Compared with other wavelengths of light, blue light demonstrated dominant biological functions from quite a number of studies, in which blue light showed bactericidal effects [46,47] and anti-inflammatory properties [6,7]. This indicates that infected wounds would be the optimal choice for blue light treatment. Combined with our findings of blue light in angiogenesis, blue light could be applied for enhancing local angiogenesis at the same time. The inhibitory part of blue light may be used for the treatment of hemangioma or melanoma by suppressing or even reducing angiogenesis. However, the right dose of blue light treatment should be explored as overdose of light treatment would cause cell death. The penetration of blue light should be taken into account before any in vivo application. Additionally, the parameters such as irradiance or time used in the present study have to be confirmed or modified in other types of ECs and in vivo experiments, as these irradiation parameters are key factors to the cell response [30].

6. Conclusions

Blue light irradiation at 453 nm biphasically regulated the cell activities of HUVECs.
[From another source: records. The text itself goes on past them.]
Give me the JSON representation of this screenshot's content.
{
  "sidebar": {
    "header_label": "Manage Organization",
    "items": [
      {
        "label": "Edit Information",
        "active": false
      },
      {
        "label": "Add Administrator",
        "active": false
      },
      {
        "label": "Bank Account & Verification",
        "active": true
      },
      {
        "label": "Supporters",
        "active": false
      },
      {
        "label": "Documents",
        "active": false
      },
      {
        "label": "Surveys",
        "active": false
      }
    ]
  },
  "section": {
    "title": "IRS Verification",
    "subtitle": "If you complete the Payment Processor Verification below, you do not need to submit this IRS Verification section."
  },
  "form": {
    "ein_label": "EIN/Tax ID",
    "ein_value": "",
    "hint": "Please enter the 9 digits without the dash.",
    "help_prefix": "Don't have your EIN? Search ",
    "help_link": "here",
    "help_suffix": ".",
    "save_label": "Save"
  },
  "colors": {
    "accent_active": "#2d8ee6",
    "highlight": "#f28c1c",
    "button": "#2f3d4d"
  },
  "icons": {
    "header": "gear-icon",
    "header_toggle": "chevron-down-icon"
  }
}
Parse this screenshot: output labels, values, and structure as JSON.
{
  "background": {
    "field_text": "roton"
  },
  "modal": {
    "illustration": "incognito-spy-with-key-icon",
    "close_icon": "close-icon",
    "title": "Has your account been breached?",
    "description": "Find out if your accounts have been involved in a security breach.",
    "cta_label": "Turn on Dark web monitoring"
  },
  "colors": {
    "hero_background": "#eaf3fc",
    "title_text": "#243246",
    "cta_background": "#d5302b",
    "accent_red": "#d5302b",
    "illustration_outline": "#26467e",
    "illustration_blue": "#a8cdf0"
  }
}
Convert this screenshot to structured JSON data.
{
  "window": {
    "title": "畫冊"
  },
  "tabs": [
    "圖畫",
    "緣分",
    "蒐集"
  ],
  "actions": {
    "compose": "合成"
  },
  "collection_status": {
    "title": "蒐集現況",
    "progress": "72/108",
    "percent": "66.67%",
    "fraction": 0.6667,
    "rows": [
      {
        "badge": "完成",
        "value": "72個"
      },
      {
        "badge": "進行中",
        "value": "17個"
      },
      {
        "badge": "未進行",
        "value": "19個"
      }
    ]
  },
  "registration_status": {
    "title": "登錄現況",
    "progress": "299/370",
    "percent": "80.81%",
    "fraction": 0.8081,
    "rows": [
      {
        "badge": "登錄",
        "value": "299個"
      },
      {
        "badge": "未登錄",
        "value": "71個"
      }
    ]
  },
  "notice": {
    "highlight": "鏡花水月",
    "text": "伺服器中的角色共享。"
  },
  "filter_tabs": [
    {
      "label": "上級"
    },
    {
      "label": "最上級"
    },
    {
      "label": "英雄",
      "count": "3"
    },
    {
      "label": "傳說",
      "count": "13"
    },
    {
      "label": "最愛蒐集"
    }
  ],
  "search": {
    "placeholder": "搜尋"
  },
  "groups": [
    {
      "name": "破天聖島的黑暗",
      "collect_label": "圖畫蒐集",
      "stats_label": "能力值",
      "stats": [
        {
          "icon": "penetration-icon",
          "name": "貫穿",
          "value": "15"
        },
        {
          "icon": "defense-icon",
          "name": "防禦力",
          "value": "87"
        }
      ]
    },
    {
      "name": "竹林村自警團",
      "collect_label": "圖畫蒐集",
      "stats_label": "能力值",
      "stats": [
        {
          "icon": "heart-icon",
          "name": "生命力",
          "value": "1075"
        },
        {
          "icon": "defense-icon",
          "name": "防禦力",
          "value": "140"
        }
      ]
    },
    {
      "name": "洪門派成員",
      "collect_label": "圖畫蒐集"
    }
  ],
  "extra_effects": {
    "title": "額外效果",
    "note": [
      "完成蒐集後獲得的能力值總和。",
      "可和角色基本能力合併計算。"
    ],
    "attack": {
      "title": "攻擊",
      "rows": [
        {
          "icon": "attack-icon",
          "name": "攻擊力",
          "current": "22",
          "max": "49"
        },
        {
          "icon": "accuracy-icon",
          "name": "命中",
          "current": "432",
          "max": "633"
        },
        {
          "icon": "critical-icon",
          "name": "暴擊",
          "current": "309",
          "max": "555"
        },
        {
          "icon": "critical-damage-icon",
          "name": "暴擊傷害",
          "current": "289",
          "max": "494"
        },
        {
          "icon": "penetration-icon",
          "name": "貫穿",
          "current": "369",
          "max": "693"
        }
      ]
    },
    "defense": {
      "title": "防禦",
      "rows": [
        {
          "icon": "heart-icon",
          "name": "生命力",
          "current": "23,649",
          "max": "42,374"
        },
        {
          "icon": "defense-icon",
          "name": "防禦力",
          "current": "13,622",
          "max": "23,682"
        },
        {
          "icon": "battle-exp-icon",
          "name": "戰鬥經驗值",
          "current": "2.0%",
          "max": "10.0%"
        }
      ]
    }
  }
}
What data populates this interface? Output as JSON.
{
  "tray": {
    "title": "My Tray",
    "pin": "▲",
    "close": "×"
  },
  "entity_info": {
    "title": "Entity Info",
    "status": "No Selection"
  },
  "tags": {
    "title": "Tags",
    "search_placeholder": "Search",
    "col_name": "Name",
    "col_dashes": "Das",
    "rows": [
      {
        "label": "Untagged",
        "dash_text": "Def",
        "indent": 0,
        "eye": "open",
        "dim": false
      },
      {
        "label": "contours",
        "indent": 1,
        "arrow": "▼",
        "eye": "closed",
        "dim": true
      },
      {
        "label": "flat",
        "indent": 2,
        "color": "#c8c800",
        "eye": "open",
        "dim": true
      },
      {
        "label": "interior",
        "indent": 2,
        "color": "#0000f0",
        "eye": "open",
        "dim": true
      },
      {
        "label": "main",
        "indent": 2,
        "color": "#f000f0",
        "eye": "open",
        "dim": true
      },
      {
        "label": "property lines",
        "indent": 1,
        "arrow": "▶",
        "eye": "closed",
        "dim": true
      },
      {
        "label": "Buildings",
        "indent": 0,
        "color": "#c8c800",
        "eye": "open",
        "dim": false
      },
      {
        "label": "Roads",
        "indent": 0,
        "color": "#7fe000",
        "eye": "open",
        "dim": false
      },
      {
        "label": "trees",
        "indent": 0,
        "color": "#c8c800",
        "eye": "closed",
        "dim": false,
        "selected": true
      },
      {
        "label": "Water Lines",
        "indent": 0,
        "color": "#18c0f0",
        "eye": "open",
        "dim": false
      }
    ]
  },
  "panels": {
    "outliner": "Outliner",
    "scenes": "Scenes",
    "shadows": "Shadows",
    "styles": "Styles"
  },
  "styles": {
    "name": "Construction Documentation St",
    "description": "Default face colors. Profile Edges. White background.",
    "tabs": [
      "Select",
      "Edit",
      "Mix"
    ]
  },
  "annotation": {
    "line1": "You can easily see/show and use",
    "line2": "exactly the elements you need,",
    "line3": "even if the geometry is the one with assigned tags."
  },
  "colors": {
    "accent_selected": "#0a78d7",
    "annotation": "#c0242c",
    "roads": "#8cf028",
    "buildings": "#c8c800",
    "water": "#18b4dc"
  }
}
With low fluence light treatment, cell viability, migration, and angiogenesis were promoted by activating the angiogenic VEGF pathway, which may explain the role of blue light in promoting wound healing. In contrast, high fluence blue light irradiation showed the opposite effect on the above cell activities. This inhibition was mediated through the upregulation of apoptosis and the p53 signaling pathway. Therefore, these findings may be a useful strategy for the regulation of angiogenesis.